Eine Annotation von Birgit Pietsch

Speer, Albert:
„Alles was ich weiß“
Aus unbekannten Geheimdienstprotokollen vom Sommer 1945.
Mit einem Bericht „Frauen um Hitler“ von Karl Brandt.
Herausgegeben von Ulrich Schlie.
F. A. Herbig Verlagsbuchhandlung, München 1999, 320. S.

Kaum war der Zweite Weltkrieg vorbei und mit ihm das tausendjährige Reich, da begann eine Wandlung vieler Zeitgenossen: Aus Tausenden Technikern, Geschäftsleuten und Managern wurden sogenannte Technokraten. Das sind Leute, die sich nie einen Deut für Politik interessierten, sondern nur begeistert waren von der Machbarkeit technischer Projekte und ansonsten Schlimmeres verhinderten. Diese besondere Spezies war, wie man nach 1989 hörte, in der DDR bis ins Politbüro gelangt. Ahnherr aller Technokraten war jedoch Albert Speer, erst Lieblingsarchitekt des Führers, dann Lieblingskronzeuge über das Dritte Reich. Erster Erfolg seiner Wandlung war die Abwendung der Todesstrafe vor dem Nürnberger Gerichtshof - sein nicht so intelligenter Stellvertreter Sauckel mußte hängen. Ein nächster Erfolg war sein 1969 unter tätiger Mithilfe von Joachim Fest und Wolf Jobst Siedler veröffentlichter Bestseller Erinnerungen.

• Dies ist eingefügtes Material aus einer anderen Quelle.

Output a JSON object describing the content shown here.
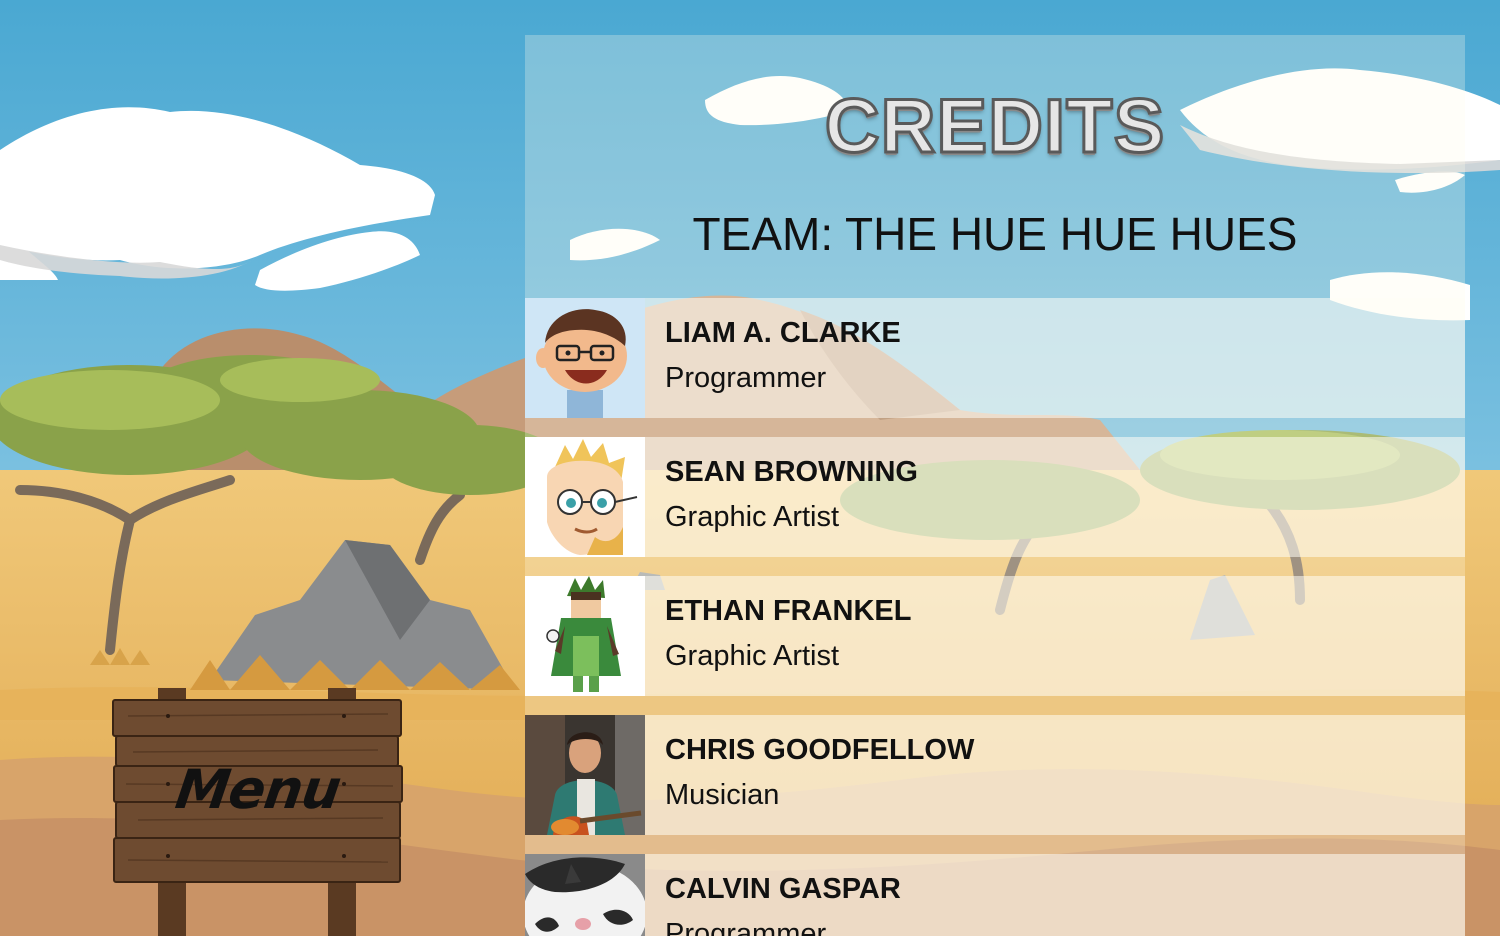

Mit diesem Buch legt nun der Berliner Historiker Ulrich Schlie den bislang unveröffentlichten Bericht vor, den Albert Speer bereits 1945 einem amerikanischen Geheimdienstoffizier gab. Hier äußerte er sich erstmals nach dem Krieg über Adolf Hitler, seine Mitarbeiterauswahl, seine Arbeitsweise sowie über Hitler privat und als Feldherr, über andere führende Nationalsozialisten sowie über die Nationalsozialistische Außenpolitik und die militärische Führung. Zum Zeitpunkt der Niederschrift war Speer offiziell noch Minister der Dönitz-Regierung und wußte wohl auch noch nicht, daß ihm der Prozeß gemacht werden würde. Speers Bewunderung für seinen Freund und Förderer Hitler erscheint hier wesentlich deutlicher als in den Erinnerungen. Dies unterscheidet diese Aufzeichnungen vor allem von dem später erschienenen Werk, die Grundaussagen über die genannten Sachverhalte sind allerdings ähnlich. Von persönlicher Verantwortung oder gar Schuld des Organisators der Rüstungsindustrie ist in beiden Schriften nicht die Rede.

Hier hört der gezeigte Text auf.